Write the injury scenario
Describe exactly how a hazard could lead to harm in normal use or foreseeable misuse.
Score severity and probability
Rate how serious the harm would be (Level 1 to 4) and how likely the scenario is, then combine them into a risk level.
Apply mitigations and re-score
Change the design, add a safeguard, or add a warning, then recalculate the risk. Record everything in the technical file.

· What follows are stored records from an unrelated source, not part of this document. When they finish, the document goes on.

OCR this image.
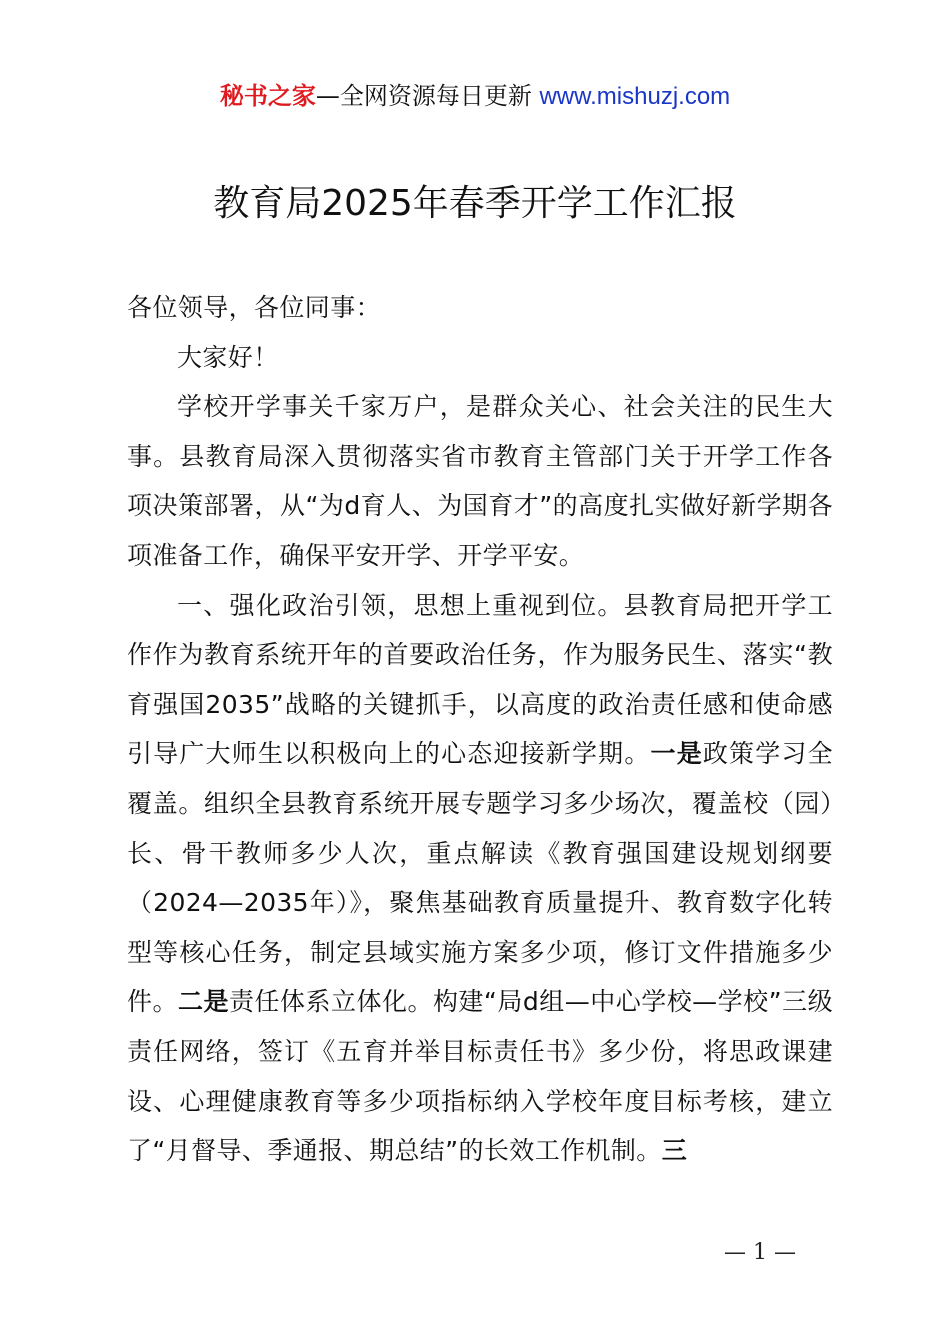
秘书之家—全网资源每日更新 www.mishuzj.com
教育局2025年春季开学工作汇报

各位领导，各位同事：

大家好！

学校开学事关千家万户，是群众关心、社会关注的民生大事。县教育局深入贯彻落实省市教育主管部门关于开学工作各项决策部署，从“为d育人、为国育才”的高度扎实做好新学期各项准备工作，确保平安开学、开学平安。

一、强化政治引领，思想上重视到位。县教育局把开学工作作为教育系统开年的首要政治任务，作为服务民生、落实“教育强国2035”战略的关键抓手，以高度的政治责任感和使命感引导广大师生以积极向上的心态迎接新学期。一是政策学习全覆盖。组织全县教育系统开展专题学习多少场次，覆盖校（园）长、骨干教师多少人次，重点解读《教育强国建设规划纲要（2024—2035年）》，聚焦基础教育质量提升、教育数字化转型等核心任务，制定县域实施方案多少项，修订文件措施多少件。二是责任体系立体化。构建“局d组—中心学校—学校”三级责任网络，签订《五育并举目标责任书》多少份，将思政课建设、心理健康教育等多少项指标纳入学校年度目标考核，建立了“月督导、季通报、期总结”的长效工作机制。三

— 1 —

Frequently asked questions
- What is a GPSR risk assessment?
- A documented internal evaluation required by Article 9 of GPSR. You identify a product's hazards (physical, chemical, electrical, flammability), score how severe and how likely each is, and record what you did to reduce them, before selling in the EU.
- Do I need a lab or an expensive consultant?
- Usually not for standard non-harmonised goods like a t-shirt or a poster. GPSR requires an internal risk analysis you can do yourself, using your supplier's material data. A lab is only needed when a specific hazard genuinely calls for testing.
- How long do I keep the risk assessment?
- Ten years after the product is placed on the EU market. It forms part of the technical file your Responsible Person keeps available for authorities.
- Do I have to translate the risk assessment?
- No. Your internal risk assessment and technical file can stay in English, or the language of your Responsible Person. If an authority requests it during an investigation, you provide it in a language they can read. Consumer-facing warnings, though, must be in the buyer's language.
- Is a risk assessment the same as a Declaration of Conformity?
- No. A risk assessment is the analysis of a product's hazards. A Declaration of Conformity is a separate document declaring conformity with specific harmonised legislation, like CE-marked categories. A GPSR-only product needs a risk assessment but not a formal DoC.